Supremo Tribunal Federal

Para limpar a própria barra, STF finge enfrentar ‘penduricalhos’

Ministros buscam enganar a opinião pública com a propaganda do suposto combate aos exageros, ao mesmo tempo que aumentam seus privilégios

Os ministros do Supremo Tribunal Federal (STF) Alexandre de Moraes, Flávio Dino, Cristiano Zanin e Gilmar Mendes determinaram que sete tribunais de Justiça do País explicassem pagamentos realizados a juízes e desembargadores que fogem à regra de restrição dos “penduricalhos”, criada pela Corte em 25 de março deste ano.

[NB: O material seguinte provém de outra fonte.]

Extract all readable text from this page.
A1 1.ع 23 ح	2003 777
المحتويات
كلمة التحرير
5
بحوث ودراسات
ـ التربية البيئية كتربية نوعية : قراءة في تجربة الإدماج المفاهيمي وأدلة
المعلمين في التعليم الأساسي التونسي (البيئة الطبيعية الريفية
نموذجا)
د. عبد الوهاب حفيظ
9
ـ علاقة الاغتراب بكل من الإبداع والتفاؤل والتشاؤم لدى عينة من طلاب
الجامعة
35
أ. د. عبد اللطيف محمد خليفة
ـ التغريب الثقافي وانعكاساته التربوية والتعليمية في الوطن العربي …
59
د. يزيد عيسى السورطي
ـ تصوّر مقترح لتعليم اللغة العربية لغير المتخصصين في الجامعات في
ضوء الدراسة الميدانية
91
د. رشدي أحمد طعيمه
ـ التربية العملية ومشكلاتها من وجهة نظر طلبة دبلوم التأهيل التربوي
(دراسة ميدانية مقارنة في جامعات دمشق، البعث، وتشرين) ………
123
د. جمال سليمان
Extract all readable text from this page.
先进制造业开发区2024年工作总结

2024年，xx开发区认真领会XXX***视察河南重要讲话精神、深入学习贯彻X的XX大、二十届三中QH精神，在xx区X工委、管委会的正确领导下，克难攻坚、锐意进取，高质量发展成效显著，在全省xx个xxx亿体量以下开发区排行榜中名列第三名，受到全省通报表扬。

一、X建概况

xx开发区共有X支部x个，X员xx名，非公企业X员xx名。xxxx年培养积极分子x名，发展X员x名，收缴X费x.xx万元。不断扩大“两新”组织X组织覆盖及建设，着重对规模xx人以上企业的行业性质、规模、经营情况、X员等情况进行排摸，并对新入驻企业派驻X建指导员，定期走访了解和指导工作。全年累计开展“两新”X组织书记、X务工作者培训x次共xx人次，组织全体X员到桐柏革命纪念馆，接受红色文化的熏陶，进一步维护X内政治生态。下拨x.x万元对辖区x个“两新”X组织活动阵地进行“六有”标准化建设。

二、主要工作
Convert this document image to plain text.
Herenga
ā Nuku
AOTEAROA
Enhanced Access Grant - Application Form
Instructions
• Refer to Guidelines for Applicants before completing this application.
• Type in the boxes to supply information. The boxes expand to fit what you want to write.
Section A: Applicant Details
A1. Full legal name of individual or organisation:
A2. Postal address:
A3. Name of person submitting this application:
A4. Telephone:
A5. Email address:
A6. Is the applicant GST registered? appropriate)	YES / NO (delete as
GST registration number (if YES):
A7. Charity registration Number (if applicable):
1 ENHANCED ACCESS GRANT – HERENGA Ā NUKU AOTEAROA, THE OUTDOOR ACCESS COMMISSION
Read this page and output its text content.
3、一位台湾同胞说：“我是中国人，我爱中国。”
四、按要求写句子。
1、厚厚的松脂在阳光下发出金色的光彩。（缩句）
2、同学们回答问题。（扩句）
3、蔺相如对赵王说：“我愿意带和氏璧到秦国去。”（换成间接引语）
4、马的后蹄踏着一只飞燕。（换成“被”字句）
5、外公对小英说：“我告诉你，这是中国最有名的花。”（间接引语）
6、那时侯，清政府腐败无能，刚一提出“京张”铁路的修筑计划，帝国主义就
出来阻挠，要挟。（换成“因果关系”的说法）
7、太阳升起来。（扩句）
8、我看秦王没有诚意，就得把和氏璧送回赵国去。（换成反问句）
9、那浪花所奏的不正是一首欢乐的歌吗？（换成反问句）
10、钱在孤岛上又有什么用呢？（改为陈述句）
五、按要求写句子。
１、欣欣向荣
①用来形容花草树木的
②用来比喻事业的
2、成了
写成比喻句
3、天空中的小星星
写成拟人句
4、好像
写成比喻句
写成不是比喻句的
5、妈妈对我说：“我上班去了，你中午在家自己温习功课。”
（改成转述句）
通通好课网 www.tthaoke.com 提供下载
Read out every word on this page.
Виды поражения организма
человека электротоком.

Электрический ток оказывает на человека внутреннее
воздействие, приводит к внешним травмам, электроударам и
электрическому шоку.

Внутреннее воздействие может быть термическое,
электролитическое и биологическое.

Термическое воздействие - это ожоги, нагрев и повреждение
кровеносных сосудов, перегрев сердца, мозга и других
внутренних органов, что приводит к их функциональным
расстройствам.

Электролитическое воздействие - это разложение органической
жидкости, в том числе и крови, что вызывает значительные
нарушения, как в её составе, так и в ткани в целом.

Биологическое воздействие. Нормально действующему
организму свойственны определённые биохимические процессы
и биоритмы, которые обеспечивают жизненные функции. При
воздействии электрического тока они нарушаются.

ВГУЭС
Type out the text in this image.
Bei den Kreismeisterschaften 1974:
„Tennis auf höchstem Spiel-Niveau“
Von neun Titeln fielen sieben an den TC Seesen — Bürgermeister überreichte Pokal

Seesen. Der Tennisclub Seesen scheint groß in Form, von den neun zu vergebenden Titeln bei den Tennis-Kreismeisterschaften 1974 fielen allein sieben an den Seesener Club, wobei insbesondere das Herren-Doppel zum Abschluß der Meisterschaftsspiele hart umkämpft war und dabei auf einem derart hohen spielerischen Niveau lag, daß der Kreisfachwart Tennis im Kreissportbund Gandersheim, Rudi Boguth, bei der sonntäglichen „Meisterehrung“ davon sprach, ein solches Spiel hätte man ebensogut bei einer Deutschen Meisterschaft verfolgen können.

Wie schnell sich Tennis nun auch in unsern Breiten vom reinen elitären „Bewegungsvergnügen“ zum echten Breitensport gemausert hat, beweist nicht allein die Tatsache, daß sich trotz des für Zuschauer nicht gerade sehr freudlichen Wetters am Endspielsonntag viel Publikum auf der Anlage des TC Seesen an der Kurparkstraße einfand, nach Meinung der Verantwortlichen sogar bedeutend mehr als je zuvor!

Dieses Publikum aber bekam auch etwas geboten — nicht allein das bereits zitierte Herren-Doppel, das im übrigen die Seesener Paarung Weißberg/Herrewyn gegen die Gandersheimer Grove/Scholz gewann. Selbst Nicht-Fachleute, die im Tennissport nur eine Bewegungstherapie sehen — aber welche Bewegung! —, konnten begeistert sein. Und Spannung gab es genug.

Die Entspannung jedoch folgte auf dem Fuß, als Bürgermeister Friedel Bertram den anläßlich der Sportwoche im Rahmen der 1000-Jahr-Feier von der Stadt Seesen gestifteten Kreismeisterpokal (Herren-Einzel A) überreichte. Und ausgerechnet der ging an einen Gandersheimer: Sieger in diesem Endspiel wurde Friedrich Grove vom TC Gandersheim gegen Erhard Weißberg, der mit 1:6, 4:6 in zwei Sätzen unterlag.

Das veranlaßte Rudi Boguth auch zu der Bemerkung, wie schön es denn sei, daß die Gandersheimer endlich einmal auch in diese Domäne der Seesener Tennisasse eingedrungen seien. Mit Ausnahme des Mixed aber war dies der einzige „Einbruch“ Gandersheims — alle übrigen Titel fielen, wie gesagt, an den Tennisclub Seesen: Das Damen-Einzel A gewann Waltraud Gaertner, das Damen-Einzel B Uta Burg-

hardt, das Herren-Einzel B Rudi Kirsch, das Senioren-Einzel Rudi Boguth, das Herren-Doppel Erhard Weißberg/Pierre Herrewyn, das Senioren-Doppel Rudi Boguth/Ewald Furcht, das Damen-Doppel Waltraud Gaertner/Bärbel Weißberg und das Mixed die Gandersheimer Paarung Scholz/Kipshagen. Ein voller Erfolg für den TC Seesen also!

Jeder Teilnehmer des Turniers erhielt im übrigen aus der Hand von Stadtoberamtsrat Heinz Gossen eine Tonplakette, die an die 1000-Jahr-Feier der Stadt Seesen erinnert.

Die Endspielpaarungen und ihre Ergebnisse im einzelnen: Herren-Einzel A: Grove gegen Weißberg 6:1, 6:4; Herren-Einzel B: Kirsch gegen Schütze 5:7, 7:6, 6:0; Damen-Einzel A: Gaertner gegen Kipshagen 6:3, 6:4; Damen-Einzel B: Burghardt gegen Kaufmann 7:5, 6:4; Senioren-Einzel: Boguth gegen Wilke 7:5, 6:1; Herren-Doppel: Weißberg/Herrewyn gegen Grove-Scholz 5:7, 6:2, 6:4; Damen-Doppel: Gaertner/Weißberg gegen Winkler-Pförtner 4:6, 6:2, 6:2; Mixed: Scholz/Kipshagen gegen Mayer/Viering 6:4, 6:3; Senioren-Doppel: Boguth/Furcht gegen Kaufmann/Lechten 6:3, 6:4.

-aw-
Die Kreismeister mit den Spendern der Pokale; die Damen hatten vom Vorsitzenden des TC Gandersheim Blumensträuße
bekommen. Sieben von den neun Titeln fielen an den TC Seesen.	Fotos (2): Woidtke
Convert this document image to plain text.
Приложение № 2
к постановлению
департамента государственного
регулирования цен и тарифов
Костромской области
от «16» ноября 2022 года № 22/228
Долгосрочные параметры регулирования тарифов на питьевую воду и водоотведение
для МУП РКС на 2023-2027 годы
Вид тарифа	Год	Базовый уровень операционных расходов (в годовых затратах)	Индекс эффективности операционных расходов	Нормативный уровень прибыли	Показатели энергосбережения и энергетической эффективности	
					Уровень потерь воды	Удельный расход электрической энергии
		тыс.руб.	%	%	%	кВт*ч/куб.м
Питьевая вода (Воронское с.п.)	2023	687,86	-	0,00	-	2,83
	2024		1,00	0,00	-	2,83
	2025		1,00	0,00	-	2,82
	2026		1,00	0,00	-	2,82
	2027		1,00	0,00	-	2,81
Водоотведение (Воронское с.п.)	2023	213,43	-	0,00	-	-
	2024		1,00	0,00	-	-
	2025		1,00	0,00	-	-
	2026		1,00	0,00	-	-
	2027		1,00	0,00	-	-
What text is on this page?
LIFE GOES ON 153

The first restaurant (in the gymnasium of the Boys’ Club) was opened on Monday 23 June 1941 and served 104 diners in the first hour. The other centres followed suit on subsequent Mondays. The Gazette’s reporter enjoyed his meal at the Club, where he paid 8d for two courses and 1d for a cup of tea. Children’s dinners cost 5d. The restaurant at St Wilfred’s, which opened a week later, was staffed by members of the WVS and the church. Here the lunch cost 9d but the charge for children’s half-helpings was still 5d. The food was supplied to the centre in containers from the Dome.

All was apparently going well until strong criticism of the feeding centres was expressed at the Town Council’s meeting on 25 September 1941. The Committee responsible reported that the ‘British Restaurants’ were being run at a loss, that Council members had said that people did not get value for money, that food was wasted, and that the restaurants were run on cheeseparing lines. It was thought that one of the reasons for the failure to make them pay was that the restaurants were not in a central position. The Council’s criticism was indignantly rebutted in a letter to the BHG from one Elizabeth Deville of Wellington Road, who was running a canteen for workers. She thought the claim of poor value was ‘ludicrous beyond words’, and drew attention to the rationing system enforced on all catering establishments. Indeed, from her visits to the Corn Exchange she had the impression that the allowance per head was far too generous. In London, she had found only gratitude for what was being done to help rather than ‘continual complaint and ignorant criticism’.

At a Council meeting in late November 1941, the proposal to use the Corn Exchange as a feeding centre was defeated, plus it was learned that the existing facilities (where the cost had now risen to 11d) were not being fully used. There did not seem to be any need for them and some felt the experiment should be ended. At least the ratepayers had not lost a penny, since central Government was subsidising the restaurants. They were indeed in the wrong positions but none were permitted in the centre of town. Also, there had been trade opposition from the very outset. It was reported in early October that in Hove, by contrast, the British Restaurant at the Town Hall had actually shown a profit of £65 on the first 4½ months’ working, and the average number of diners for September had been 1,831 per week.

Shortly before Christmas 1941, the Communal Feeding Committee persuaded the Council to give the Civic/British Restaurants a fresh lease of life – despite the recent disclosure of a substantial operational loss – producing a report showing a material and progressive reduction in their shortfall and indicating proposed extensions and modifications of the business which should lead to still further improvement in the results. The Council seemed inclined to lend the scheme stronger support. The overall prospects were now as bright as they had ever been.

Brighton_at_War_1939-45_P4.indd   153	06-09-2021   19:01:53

Os tribunais do Distrito Federal, de Goiás, do Maranhão, do Paraná, do Rio de Janeiro, do Rio Grande do Norte e de Rondônia deveriam enviar, na semana passada, ao STF as folhas de pagamento dos magistrados referentes aos meses de abril a julho, discriminando as verbas remuneratórias e indenizatórias. Caso seja comprovado o descumprimento da decisão da Corte, foi anunciado que poderia haver o afastamento dos presidentes desses tribunais, bem como sua responsabilização penal, civil e disciplinar.

A regra de restrição aos penduricalhos, votada pelo STF, determinou que magistrados e integrantes do Ministério Público poderiam receber, como verbas indenizatórias, um valor limitado a 35% de seus salários. Ou seja, foi permitido que os “homens da capa preta” recebessem muito acima do teto constitucional.

Mais privilégios

Para “compensá-los” pela perda, foi votado o retorno do adicional por tempo de serviço, de 5% a cada cinco anos, extinto para os magistrados em 2006. O saldo final, portanto, é a legalização de ganhos de até R$ 78,8 mil para juízes e desembargadores, valor muito acima do teto constitucional de R$ 46 mil.

Diante da insatisfação dos juízes, o STF ainda flexibilizou o recebimento de algumas verbas que haviam sido vetadas na votação inicial, realizada no mês de março.

Diante da política de morde e assopra do STF com os juízes e desembargadores, o pedido de explicações aos tribunais de Justiça veio na esteira da divulgação, pela imprensa, de que os altíssimos salários continuaram sendo pagos e, nos últimos meses, chegaram ao valor absurdo de R$ 495 mil.

Testas de ferro

Mas não nos deixemos enganar. Os quatro ministros da Corte que pediram os esclarecimentos, além de relatores das principais ações no STF que discutem a regulamentação dos penduricalhos, são também os testas de ferro na defesa do próprio Supremo diante das críticas que recebe por sua atuação ilegal de censura, perseguição judicial, controle das decisões políticas e ataque às liberdades democráticas. São também os ministros que lutam para ocultar as participações de Moraes e Dias Toffoli no escândalo do Banco Master.

Os salários dos juízes são uma aberração do Estado brasileiro. Mas a tentativa do STF de “resolver o problema” é uma encenação, apenas uma forma de desviar o foco de sua própria sujeira e administrar a crise geral do Poder Judiciário. O STF não tem a confiança do povo, e nenhum código de ética ou solução interna resolverá a situação. Somente o controle dos trabalhadores sobre o Poder Judiciário pode dar cabo desses abusos, com o fim do STF como última instância de decisão, a eleição de juízes com mandatos revogáveis e a redução dos salários estatais ao nível dos salários de operários especializados!